Now that the Intelligence Committee investigation is concluded, the goal for Democrats as the inquiry moves through Judiciary is to “do no harm,” as the Democratic staffer put it.
That meant that committee members like Rep. Matt Gaetz, the Florida Republican who has made himself a star through outrage and political stunts, were left to complain that they were “dying” of boredom. Republicans made similar criticisms of hearings on the Intelligence Committee, but in those hearings they were able to engage fact witnesses about what happened in the Ukraine affair.
On Wednesday, Republicans searching for material to push around on social media resorted to characterizing a stray comment by one of the panelists as an “attack” on the president’s 13-year-old son, Barron.

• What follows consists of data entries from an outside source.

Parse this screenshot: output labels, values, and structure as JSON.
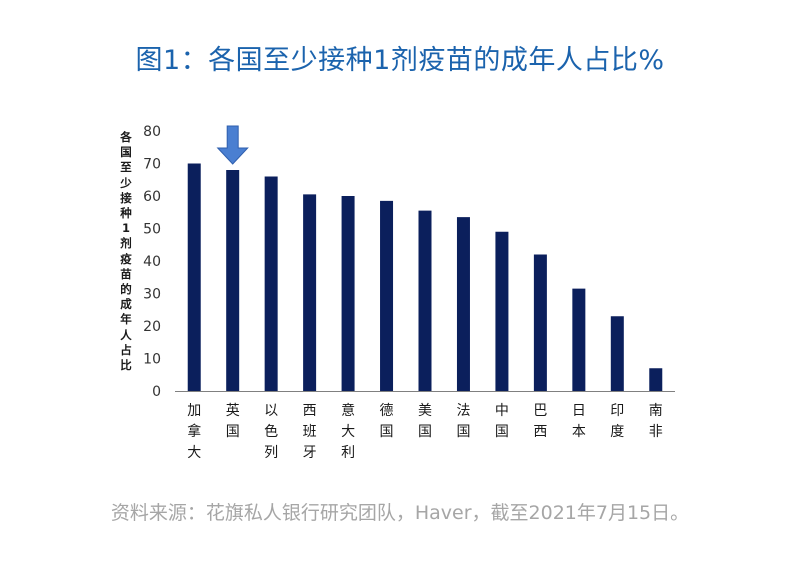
{
  "title": "图1：各国至少接种1剂疫苗的成年人占比%",
  "source": "资料来源：花旗私人银行研究团队，Haver，截至2021年7月15日。",
  "colors": {
    "bar": "#0b1f5c",
    "title": "#1b63ad",
    "arrow": "#4a7fd1"
  },
  "chart_data": {
    "type": "bar",
    "categories": [
      "加拿大",
      "英国",
      "以色列",
      "西班牙",
      "意大利",
      "德国",
      "美国",
      "法国",
      "中国",
      "巴西",
      "日本",
      "印度",
      "南非"
    ],
    "values": [
      70,
      68,
      66,
      60.5,
      60,
      58.5,
      55.5,
      53.5,
      49,
      42,
      31.5,
      23,
      7
    ],
    "ylabel": "各国至少接种1剂疫苗的成年人占比",
    "yticks": [
      "0",
      "10",
      "20",
      "30",
      "40",
      "50",
      "60",
      "70",
      "80"
    ],
    "ylim": [
      0,
      80
    ],
    "highlight": "英国",
    "grid": false
  }
}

“The Constitution says there can be no titles of nobility, so while the president can name his son Barron, he can’t make him a baron,” said Pamela Karlan, a Stanford law professor. Her point was that the president is not a king in the American system of government, and that there are no titles of nobility.

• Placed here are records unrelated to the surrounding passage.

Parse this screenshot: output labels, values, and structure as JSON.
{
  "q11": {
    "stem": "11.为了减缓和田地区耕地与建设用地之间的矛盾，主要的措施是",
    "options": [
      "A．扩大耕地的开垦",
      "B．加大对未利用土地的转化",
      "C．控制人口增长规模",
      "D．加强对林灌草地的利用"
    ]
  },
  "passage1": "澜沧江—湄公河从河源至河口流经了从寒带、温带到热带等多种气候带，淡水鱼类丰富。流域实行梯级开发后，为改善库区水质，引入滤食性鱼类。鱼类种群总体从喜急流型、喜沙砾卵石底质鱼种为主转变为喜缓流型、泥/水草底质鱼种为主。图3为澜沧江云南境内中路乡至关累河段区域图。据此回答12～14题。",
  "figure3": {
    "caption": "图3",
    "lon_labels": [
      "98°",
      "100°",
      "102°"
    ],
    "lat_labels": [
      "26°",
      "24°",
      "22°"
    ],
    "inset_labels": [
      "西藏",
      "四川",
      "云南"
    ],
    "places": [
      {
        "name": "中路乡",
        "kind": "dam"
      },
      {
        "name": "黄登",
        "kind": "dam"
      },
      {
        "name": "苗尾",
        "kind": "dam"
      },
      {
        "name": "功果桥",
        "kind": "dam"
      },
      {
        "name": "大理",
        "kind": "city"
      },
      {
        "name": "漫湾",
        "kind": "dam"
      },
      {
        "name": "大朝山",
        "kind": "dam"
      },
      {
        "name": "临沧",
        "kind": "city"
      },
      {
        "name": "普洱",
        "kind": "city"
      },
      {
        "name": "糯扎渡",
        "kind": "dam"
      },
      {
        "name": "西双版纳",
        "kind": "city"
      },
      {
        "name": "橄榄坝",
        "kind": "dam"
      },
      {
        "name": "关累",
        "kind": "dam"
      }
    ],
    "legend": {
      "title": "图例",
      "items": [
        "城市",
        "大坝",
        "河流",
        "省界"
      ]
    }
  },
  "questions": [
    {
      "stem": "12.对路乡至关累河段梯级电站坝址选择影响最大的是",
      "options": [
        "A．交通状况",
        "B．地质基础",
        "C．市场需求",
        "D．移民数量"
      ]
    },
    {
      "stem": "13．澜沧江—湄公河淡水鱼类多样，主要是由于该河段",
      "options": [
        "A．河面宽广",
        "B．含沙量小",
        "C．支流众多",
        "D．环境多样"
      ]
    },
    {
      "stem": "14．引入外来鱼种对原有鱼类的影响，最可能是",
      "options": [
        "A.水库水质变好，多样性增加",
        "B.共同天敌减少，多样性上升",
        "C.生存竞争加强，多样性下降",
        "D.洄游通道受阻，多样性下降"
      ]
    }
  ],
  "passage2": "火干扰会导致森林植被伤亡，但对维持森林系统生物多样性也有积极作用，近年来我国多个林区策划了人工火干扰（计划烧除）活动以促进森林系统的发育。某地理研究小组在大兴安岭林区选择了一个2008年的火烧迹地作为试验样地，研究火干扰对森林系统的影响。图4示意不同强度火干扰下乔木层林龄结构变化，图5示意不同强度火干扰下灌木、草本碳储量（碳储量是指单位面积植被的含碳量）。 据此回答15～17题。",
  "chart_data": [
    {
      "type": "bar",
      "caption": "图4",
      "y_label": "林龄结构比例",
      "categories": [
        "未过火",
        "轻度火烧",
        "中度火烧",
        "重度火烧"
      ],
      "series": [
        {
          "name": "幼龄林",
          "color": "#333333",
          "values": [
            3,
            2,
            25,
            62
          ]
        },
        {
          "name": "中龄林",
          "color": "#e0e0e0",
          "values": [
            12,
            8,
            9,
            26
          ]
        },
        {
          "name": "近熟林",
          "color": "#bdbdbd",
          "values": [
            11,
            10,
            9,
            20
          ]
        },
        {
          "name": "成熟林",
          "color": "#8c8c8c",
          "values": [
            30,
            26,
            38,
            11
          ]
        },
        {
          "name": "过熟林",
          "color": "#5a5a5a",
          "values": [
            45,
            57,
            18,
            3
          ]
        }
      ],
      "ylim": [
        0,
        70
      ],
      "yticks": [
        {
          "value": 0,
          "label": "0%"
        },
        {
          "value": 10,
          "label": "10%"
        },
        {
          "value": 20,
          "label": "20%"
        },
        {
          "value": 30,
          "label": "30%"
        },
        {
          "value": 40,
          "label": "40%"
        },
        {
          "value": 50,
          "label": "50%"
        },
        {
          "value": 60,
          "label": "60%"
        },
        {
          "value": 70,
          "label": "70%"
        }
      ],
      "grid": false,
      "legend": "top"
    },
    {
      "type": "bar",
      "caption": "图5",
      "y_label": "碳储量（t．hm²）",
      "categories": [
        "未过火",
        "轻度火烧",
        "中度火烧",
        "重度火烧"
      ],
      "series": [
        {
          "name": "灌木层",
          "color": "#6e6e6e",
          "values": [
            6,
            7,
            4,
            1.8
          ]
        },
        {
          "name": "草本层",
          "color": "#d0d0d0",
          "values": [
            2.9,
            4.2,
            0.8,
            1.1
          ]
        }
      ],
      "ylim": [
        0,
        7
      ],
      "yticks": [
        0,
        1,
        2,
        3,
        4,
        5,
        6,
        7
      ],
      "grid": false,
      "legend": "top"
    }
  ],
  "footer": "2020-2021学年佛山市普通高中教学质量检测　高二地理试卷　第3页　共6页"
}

Another of Trump’s sons, Donald Trump Jr., deemed this comment by Karlan to be “vile.” The Trump campaign followed with a statement denouncing the remark. And Gaetz brought up the comment to Karlan during the hearing, saying it made her look “mean.”
Gaetz got a rise out of Karlan, and she apologized moments later for “getting a little overheated.”
But debates over legal theories couldn’t sustain a raised temperature in the room very long.
Plus, the room was freezing. “This is the coldest hearing room in the world,” Collins, the top Republican on the panel, complained at one point.
Collins was right. The House Ways and Means Committee hearing room is apparently kept colder than most rooms by Capitol Police, according to Chad Pergram, a veteran Capitol Hill reporter for Fox News, because it is a backup House chamber that could be used in case of emergency if the Capitol is damaged or compromised in some way.
“As a security measure, they keep the temperature cold here. If there were a chemical attack, the molecules move more slowly, in the cold,” Pergram tweeted. “The temperature retards deployment of the agent.”